People often ask me what attracts me to the challenging sport of triathlon. It is the community. I love it when God puts people in my path to encourage me, as it gives me a deep sense of His presence and care for me. I still don’t know how cyclists seem to randomly appear on the road, recognize me and call out a greeting just when I need a pick-me-up. Whatever you may face in life, I hope you can find people to come alongside you. Because we cannot always manage alone. We are meant to be in community.
Finding your Superpower
Team players have been around since biblical times. In the New Testament scriptures, the apostle Paul was also a great team leader in the early church. He recognized that every part of the body was equally important in terms of spreading the gospel. And he saw how the weak were strengthened by a the comforting presence of the Holy Spirit. While growing up in the church, I never learned very much about this part of the Trinity. But it is this higher power that I turn to when needing strength in a painful stretch of life or in a grueling race.

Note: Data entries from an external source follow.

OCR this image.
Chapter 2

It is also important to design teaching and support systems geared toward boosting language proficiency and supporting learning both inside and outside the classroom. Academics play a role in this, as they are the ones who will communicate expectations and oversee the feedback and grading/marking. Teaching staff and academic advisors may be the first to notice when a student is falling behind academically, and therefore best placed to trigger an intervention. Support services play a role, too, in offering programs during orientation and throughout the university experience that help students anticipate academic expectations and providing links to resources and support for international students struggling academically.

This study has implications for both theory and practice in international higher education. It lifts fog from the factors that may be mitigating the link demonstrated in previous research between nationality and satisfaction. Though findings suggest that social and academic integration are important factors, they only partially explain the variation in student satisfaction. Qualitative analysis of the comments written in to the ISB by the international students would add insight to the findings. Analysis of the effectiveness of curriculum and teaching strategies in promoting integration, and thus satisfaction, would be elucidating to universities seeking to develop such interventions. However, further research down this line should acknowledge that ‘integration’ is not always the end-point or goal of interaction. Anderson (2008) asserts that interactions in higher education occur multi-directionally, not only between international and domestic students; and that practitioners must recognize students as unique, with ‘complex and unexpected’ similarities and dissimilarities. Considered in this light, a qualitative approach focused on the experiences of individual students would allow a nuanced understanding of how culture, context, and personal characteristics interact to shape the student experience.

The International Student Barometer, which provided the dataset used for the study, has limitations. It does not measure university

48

Too often we try to be stubbornly independent and only turn to others, or God, in desperation. If you are like me, you may find it hard to ask for help. When I became temporarily debilitated, I was often too proud to ask others for assistance with even simple requests like opening a door. And people were equally unsure about whether to offer aid. We are stronger together, which is why we join teams.
Harmony in Teamwork
The human body, too, is most powerful when working in harmony. I learned this while through working through various muscle imbalances, and when I rehabbed a frozen shoulder. Did you know that for the shoulder to function smoothly, eighteen muscles must work in synchronized fashion? Each time our muscles contract and strengthen, muscles on the opposing joint must first relax. When we get out of balance, we become less efficient and use more energy to complete tasks.
Relationships are like that too. In order for community to work best, individual members need to put their own inclinations aside to help others perform. While it takes humility, we need to acknowledge limitations and recruit others for support. Or we can choose to be that person to take a back seat so that others can shine. Then the weak become stronger and the last become first.
Often we fall into a super achiever mentality—sprinting through life taking on mountainous tasks, instead of finding value in the little things we can do to lift others up. Or we waste energy lamenting the strengths we lack instead of celebrating the skills we possess. Worse, we compare ourselves to others. If we chase the goals that society equates with success, we should first question whether we offer ourselves the grace that people give to us.
Not everyone will cross the finish line, reach the medal podium, or launch a winning start-up. Most of us will never make the spotlight, but we can each do our part for this world by spreading love and hope. A word of encouragement or an act of service can go a long way! Let’s not sit on the sidelines like armchair athletes. We can all take on the tasks that we can have been called to, and find reward in cheering others on.